On this year’s trip we were accompanied by six armed policeman, a police major and an army lieutenant, none of whom were sources of reassurance. In civvies and flip flops they looked as if they were going into town.
There was still time before we left the now-stripped Hilux for the major to demand that the stricken vehicle be towed up and down 500km of the world’s biggest dunes. Our Bedouin drivers laughed in his face.
As we toiled northwards, two smugglers’ 4x4s were on our left, following the course of the unmarked Libya-Egypt frontier. Again, our police escort didn’t appear to notice.
After two full days, we made it to the outskirts of Siwa, on the Libyan border and 300km from the Mediterranean.
The mechanic from Alexandria arrived in a Hilux with two young assistants and new clutch. They tried to set off at once, - unbelievably, the clutch on the new vehicle was burned out. Were we ever going to get out of here?
The decision was taken that Mahmoud with a Bedouin driver and the mechanics would all travel in a single vehicle without support. As his team departed, it wasn’t clear if we would see them again before our flights home.
It was at this point that Ove Östling, a professor at Malmo University, suggested we finish our trip in the Metropole Hotel, Alexandria, where they filmed the final scene of Ice Cold in Alex, with John Mills after an epic trip through this same desert, had enjoyed an ice-cold beer.
The breakdown had been on Monday and it was midday on Friday that Mahmoud returned to our desert campsite with the newly repaired Hilux.

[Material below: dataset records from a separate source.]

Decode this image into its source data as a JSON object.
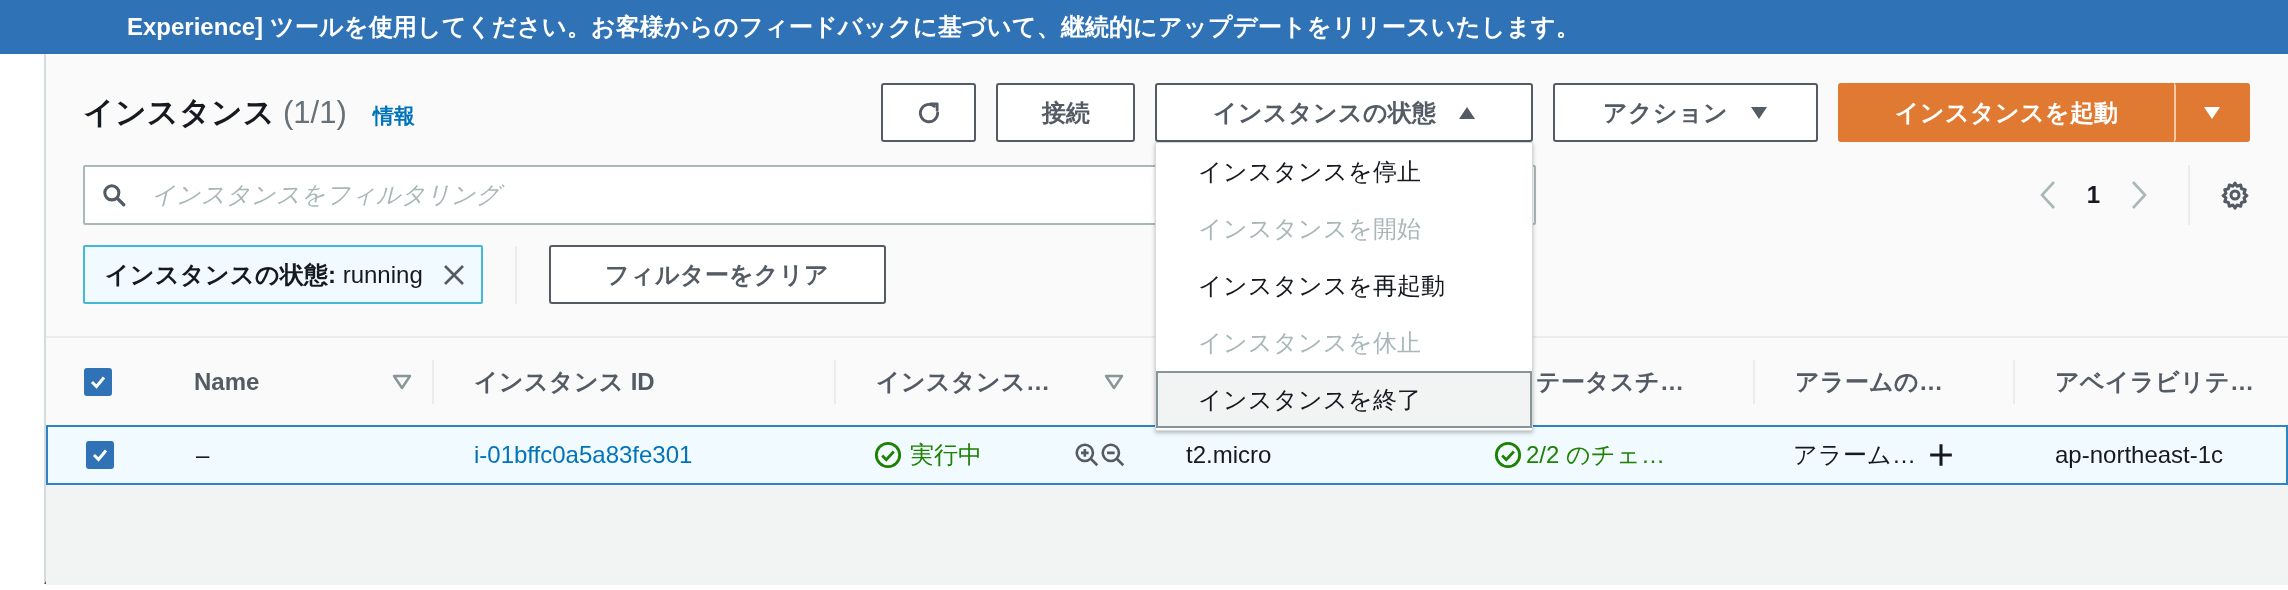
{
  "banner": {
    "text": "Experience] ツールを使用してください。お客様からのフィードバックに基づいて、継続的にアップデートをリリースいたします。"
  },
  "header": {
    "title": "インスタンス",
    "count": "(1/1)",
    "info_link": "情報"
  },
  "toolbar": [
    {
      "kind": "refresh"
    },
    {
      "kind": "plain",
      "label": "接続"
    },
    {
      "kind": "menu",
      "label": "インスタンスの状態",
      "expanded": true
    },
    {
      "kind": "menu",
      "label": "アクション",
      "expanded": false
    },
    {
      "kind": "primary",
      "label": "インスタンスを起動"
    }
  ],
  "state_menu": [
    {
      "label": "インスタンスを停止",
      "disabled": false,
      "highlighted": false
    },
    {
      "label": "インスタンスを開始",
      "disabled": true,
      "highlighted": false
    },
    {
      "label": "インスタンスを再起動",
      "disabled": false,
      "highlighted": false
    },
    {
      "label": "インスタンスを休止",
      "disabled": true,
      "highlighted": false
    },
    {
      "label": "インスタンスを終了",
      "disabled": false,
      "highlighted": true
    }
  ],
  "search": {
    "placeholder": "インスタンスをフィルタリング"
  },
  "pagination": {
    "page": "1"
  },
  "filters": [
    {
      "text": "**インスタンスの状態:** running"
    }
  ],
  "clear_button": "フィルターをクリア",
  "table": {
    "all_selected": true,
    "columns": [
      {
        "label": "Name",
        "filterable": true
      },
      {
        "label": "インスタンス ID",
        "filterable": false
      },
      {
        "label": "インスタンス…",
        "filterable": true
      },
      {
        "label": "テータスチ…",
        "filterable": false
      },
      {
        "label": "アラームの…",
        "filterable": false
      },
      {
        "label": "アベイラビリテ…",
        "filterable": false
      }
    ],
    "rows": [
      {
        "selected": true,
        "name": "–",
        "instance_id": "i-01bffc0a5a83fe301",
        "state": "実行中",
        "type": "t2.micro",
        "status_check": "2/2 のチェ…",
        "alarm": "アラーム…",
        "az": "ap-northeast-1c"
      }
    ]
  }
}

Trapped in soft sand, they had repeatedly dug themselves out, a further two tyres had blown, they’d been initially unable to locate the stricken vehicle and then found that their gas burner wouldn’t work. Tea, that indispensable desert tonic, had been made over a fire for which they had fortunately taken their own firewood.
The new clutch had not been the right size but the problem had been overcome. They were exhausted but triumphant. Mahmoud had been on his sat phone. “Six soldiers have been kidnapped by smugglers to the south,” he announced. “They want a prisoner exchange. This whole area is now closed to civilians!” Egyptian authorities would only confirm that “six soldiers are missing in a border area,” but we checked with civilians at their barracks and knew the true story. It was time to move.
The next day we made our way up the long road to the sea, a straight black line of asphalt slicing though a white dazzle of sand, stretching to the horizon.
Even here there was trouble and we were stopped six times by military check points. At one a stressed teenage soldier asked us in Arabic “not to be upset, I am only doing my job,” before grabbing my passport and pretending to read the notes page. “This is the journey that doesn’t want to end,” sighed Mahmoud.
He was wrong. We arrived safely at Alexandria with about a cupful of fuel after 3500km.
Later that night Ove and I stayed at the Metropole. The bar has long since gone but that didn’t stop us cherishing our beers in a splendidly baroque antechamber - an environment a million miles from the desert.
Though usually only a military zone, it is likely that civilians won’t be allowed back into Egypt’s south-west for years. We don’t now what happened to the six missing soldiers but let’s hope that, like us, all’s well that ends well. We drank to that.